L3COS (Level 3 Consensus Operating System) is an algorithm for digitising processes based on Blockchain, which has a three-level structure and is distributed as Platform as a Service for state bodies and businesses. The algorithm is based on the blockchain, in which any decision made at any of the levels will become part of the common chain. The technology involves a three-level framework that provides national governments, businesses, and private individuals with the tools to create a digital economy that does not allow fraudulent activity, financial or otherwise.

== History ==
Work on the “three-in-one” algorithm was started in 2013 and completed in October 2019. Founder and CEO of the project is Zurab Ashvil, a PHD in Cybernetics and Applied Mathematics, who was previously an executive of the Softbank Capital. The official launch of the algorithm was held at the World Economic Forum in Davos from 21 to 24 January 2020. Over the first eight years, more than $65 million was invested in the company.

In March 2020, the Central Bank of England invited private companies to participate in the development of a CBDC (Central Bank Digital Currency). In June 2020, a proposal was made to the Central Bank of England to use L3COS technology.

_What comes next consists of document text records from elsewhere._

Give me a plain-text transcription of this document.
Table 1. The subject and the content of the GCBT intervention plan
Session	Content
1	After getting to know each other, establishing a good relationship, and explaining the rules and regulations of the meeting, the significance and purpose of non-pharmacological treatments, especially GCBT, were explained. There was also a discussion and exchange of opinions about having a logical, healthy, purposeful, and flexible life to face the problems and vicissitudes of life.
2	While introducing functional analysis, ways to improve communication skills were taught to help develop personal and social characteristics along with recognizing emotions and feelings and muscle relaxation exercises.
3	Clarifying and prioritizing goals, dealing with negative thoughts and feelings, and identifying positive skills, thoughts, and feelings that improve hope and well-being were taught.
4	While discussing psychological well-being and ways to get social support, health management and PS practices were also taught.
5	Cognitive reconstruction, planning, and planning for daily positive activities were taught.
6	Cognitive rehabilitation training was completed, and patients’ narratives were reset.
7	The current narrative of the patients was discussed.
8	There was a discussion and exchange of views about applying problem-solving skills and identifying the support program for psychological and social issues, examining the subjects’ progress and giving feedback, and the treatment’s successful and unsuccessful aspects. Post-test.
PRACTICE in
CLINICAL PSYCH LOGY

In March 2021, information emerged that the world’s first digital platform for agricultural goods and foodstuffs, AgriDex, was investing $85 million to develop it's platform on L3COS blockchain. The creation of a smart marketplace allows improvements in global food security, with reduced transaction costs and reduced food costs to consumers. The plan was to create a tokenised payment and exchange platform for AgriDex based on blockchain. The volume of supplies was estimated at $2.25 trillion annually. The technology will enable the company to process more than 1.5 million concurrent transactions per second and provide more than 150 companies with access to the marketplace.

In April 2021, L3COS announced a new partnership with US label ENT Global Technologies and entertainment company TITLE 9 Inc. The $110 million deal will enable L3COS to create a global digital rights management system and a trading platform for music and film.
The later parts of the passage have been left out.